Rouen University Hospital, Nutrition Unit, Rouen, France.
Clin Nutr. 2015 Jun;34(3):529-35. doi: 10.1016/j.clnu.2014.06.009. Epub 2014 Jun 28.
BACKGROUND & AIMS: The resting energy expenditure (REE) predictive formulas are often used in clinical practice to adapt the nutritional intake of patients or to compare to REE measured by indirect calorimetry. We aimed to evaluate which predictive equations was the best alternative to REE measurements according to the BMI.
28 REE prediction equations were studied in a population of 1726 patients without acute or chronic high-grade inflammatory diseases followed in a Nutrition Unit for malnutrition, eating disorders or obesity. REE was measured by indirect calorimetry for 30 min after a fasting period of 12 h. Some formulas requiring fat mass and free-fat mass, body composition was measured by bioelectrical impedance analysis. The percentage of accurate prediction (±10%/REE measured) and Pearson r correlations were calculated.
Original Harris & Benedict equation provided 73.0% of accurate predictions in normal BMI group but only 39.3% and 62.4% in patients with BMI < 16 kg m(-2) and BMI ≥ 40 kg m(-2), respectively. In particularly, this equation overestimated the REE in 51.74% of patients with BMI < 16 kg m(-2). Huang equation involving body composition provided the highest percent of accurate prediction, 42.7% and 66.0% in patients with BMI < 16 and >40 kg m(-2), respectively.
Usual predictive equations of REE are not suitable for predicting REE in patients with extreme BMI, in particularly in patients with BMI <16 kg m(-2). Indirect Calorimetry may still be recommended for an accurate assessment of REE in this population until the development of an adapted predictive equation.

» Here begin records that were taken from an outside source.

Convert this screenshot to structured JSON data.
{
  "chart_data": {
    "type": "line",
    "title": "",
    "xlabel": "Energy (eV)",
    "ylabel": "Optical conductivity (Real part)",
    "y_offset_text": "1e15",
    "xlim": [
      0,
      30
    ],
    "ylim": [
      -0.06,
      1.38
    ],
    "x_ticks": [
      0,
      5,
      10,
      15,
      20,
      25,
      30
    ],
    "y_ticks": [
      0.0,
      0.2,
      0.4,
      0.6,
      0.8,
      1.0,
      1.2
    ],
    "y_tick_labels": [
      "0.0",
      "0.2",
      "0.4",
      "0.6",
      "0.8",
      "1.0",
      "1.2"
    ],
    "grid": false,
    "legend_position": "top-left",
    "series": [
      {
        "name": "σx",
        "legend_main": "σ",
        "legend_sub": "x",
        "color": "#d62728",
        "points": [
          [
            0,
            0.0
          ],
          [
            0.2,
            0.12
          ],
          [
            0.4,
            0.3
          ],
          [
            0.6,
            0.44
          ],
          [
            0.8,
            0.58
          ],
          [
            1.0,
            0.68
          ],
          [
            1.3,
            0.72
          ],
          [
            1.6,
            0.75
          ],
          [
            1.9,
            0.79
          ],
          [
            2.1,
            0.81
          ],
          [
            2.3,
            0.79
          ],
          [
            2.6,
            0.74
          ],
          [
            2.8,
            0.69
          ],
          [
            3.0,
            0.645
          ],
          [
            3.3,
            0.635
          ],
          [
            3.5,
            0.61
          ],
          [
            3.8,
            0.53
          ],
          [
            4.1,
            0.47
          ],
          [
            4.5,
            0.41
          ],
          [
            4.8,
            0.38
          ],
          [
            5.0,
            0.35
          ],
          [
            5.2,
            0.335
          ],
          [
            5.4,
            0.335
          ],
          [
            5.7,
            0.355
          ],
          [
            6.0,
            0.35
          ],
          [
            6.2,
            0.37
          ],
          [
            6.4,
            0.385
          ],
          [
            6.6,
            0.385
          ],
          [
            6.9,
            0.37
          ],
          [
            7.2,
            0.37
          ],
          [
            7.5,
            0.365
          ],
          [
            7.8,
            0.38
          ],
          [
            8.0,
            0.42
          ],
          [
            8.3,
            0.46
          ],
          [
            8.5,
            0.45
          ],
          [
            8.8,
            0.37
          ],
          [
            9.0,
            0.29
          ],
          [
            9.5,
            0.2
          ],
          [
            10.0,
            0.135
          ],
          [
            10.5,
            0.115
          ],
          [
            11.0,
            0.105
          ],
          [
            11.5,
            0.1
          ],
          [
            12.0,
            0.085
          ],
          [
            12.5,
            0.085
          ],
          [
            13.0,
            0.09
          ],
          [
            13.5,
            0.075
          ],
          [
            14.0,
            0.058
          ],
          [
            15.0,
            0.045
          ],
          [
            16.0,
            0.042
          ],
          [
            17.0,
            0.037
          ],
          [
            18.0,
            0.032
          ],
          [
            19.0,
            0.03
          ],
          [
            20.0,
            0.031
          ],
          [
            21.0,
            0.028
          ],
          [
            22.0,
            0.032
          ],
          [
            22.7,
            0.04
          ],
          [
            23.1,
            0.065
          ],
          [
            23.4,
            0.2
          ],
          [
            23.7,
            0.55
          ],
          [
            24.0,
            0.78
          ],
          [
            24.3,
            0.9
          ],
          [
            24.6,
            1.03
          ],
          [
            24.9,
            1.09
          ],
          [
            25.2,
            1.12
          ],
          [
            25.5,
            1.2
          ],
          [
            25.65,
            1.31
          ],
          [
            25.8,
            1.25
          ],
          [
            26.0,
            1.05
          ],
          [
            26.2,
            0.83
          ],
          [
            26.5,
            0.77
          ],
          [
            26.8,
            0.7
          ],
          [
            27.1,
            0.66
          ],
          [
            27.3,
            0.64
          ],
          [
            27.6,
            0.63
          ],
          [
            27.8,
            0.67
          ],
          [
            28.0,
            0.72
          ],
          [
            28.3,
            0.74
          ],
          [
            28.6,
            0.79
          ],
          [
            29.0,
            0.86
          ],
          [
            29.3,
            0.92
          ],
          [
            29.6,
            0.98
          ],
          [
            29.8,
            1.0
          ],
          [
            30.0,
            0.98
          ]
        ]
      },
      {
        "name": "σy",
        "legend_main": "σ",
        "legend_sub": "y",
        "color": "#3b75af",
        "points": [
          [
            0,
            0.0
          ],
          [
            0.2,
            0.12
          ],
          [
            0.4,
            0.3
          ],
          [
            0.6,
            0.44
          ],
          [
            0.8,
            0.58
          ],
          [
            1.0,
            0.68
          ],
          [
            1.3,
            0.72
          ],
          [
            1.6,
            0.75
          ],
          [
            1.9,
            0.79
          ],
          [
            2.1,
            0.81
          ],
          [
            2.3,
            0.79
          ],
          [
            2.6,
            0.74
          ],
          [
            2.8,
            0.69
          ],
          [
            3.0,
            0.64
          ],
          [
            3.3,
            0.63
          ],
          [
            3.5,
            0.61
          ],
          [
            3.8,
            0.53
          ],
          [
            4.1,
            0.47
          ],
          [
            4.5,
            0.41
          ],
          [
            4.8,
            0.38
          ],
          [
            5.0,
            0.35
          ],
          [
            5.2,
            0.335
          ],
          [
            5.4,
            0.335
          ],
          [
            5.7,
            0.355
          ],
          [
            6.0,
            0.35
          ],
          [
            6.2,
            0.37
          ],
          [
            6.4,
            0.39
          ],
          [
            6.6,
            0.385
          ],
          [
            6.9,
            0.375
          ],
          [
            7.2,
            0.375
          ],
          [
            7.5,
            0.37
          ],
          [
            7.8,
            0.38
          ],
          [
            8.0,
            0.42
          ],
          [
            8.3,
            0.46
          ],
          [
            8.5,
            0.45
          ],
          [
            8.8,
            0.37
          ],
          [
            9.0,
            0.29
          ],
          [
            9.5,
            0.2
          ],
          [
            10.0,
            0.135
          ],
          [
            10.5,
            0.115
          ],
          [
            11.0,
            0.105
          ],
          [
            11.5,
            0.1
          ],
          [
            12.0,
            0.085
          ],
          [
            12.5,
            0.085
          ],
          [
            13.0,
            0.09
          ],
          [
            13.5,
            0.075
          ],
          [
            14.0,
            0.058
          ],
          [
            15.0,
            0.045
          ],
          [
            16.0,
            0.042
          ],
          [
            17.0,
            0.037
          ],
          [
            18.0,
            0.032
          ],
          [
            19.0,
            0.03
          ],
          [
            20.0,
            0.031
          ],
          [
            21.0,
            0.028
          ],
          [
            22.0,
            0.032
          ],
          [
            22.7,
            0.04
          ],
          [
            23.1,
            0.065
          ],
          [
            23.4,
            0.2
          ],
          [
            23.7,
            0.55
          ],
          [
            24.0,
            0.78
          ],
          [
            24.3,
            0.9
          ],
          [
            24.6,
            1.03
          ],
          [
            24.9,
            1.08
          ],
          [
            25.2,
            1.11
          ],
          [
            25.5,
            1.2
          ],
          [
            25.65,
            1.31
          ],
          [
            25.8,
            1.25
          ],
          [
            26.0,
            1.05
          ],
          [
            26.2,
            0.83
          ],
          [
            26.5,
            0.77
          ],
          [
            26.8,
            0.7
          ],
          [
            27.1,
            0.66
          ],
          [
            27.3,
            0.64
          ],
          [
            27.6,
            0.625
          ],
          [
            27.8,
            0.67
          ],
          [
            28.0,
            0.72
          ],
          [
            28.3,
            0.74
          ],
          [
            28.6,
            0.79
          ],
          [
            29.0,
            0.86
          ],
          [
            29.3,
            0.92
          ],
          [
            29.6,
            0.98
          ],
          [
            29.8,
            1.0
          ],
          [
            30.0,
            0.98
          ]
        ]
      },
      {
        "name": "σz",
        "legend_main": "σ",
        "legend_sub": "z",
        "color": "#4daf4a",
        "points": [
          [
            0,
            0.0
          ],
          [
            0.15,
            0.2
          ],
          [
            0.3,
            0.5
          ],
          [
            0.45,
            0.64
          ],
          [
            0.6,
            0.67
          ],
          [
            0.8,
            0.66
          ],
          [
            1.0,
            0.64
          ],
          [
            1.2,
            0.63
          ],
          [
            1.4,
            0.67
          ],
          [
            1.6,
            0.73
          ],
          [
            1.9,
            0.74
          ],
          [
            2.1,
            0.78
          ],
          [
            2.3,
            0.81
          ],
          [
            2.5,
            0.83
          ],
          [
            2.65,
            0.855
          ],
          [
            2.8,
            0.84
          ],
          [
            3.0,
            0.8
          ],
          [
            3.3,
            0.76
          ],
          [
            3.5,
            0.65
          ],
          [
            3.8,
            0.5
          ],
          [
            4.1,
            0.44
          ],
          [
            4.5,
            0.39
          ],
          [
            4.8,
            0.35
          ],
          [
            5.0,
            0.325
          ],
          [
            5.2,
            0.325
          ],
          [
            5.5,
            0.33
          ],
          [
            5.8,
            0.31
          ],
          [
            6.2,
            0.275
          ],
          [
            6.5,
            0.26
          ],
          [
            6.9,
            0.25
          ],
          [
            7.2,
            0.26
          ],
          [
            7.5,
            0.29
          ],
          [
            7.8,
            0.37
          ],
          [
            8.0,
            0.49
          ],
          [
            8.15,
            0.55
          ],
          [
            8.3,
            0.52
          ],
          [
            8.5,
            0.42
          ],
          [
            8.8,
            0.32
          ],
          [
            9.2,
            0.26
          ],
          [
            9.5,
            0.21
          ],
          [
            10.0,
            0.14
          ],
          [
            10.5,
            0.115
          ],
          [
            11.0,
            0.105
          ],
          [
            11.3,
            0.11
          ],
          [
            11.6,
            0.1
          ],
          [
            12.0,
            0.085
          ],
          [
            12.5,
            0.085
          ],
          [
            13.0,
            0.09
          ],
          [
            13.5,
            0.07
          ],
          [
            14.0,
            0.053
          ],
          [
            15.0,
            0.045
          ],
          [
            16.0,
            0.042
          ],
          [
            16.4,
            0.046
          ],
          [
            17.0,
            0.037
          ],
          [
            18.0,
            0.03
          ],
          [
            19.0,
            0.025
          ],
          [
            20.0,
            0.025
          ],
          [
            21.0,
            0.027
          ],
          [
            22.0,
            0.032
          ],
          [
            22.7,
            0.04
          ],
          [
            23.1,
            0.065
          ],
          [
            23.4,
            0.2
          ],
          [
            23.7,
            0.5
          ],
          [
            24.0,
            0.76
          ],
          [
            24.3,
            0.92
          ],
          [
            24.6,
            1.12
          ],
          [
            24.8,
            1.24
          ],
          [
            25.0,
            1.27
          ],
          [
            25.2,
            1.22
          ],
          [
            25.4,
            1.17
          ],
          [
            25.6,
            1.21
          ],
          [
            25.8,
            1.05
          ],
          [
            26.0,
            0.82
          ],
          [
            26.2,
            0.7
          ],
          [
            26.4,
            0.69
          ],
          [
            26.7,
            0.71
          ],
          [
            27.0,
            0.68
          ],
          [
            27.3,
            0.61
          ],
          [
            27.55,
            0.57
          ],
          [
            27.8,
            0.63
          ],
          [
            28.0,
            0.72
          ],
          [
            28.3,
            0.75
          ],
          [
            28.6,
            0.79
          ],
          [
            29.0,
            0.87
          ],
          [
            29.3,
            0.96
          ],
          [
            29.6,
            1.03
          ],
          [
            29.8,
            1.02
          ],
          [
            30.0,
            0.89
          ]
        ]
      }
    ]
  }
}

静息能量消耗(REE)预测公式在临床实践中常被用于调整患者的营养摄入量或与通过间接测热法测量的REE进行比较。我们旨在评估根据体重指数(BMI),哪种预测方程是REE测量的最佳替代方法。
在一家营养科对1726例无急性或慢性重度炎症性疾病的患者进行研究,这些患者因营养不良、饮食失调或肥胖而接受随访。在禁食12小时后,通过间接测热法测量REE 30分钟。一些公式需要脂肪量和去脂体重,通过生物电阻抗分析测量身体成分。计算准确预测的百分比(±10%/测量的REE)和皮尔逊r相关性。
原始的哈里斯-本尼迪克特方程在正常BMI组中提供了73.0%的准确预测,但在BMI<16 kg/m²和BMI≥40 kg/m²的患者中分别仅为39.3%和62.4%。特别是,该方程在51.74%的BMI<16 kg/m²的患者中高估了REE。涉及身体成分的黄方程提供了最高的准确预测百分比,在BMI<16和>40 kg/m²的患者中分别为42.7%和66.0%。
常用的REE预测方程不适用于预测极端BMI患者的REE,特别是BMI<16 kg/m²的患者。在开发出适用的预测方程之前,对于该人群REE的准确评估,仍可能推荐使用间接测热法。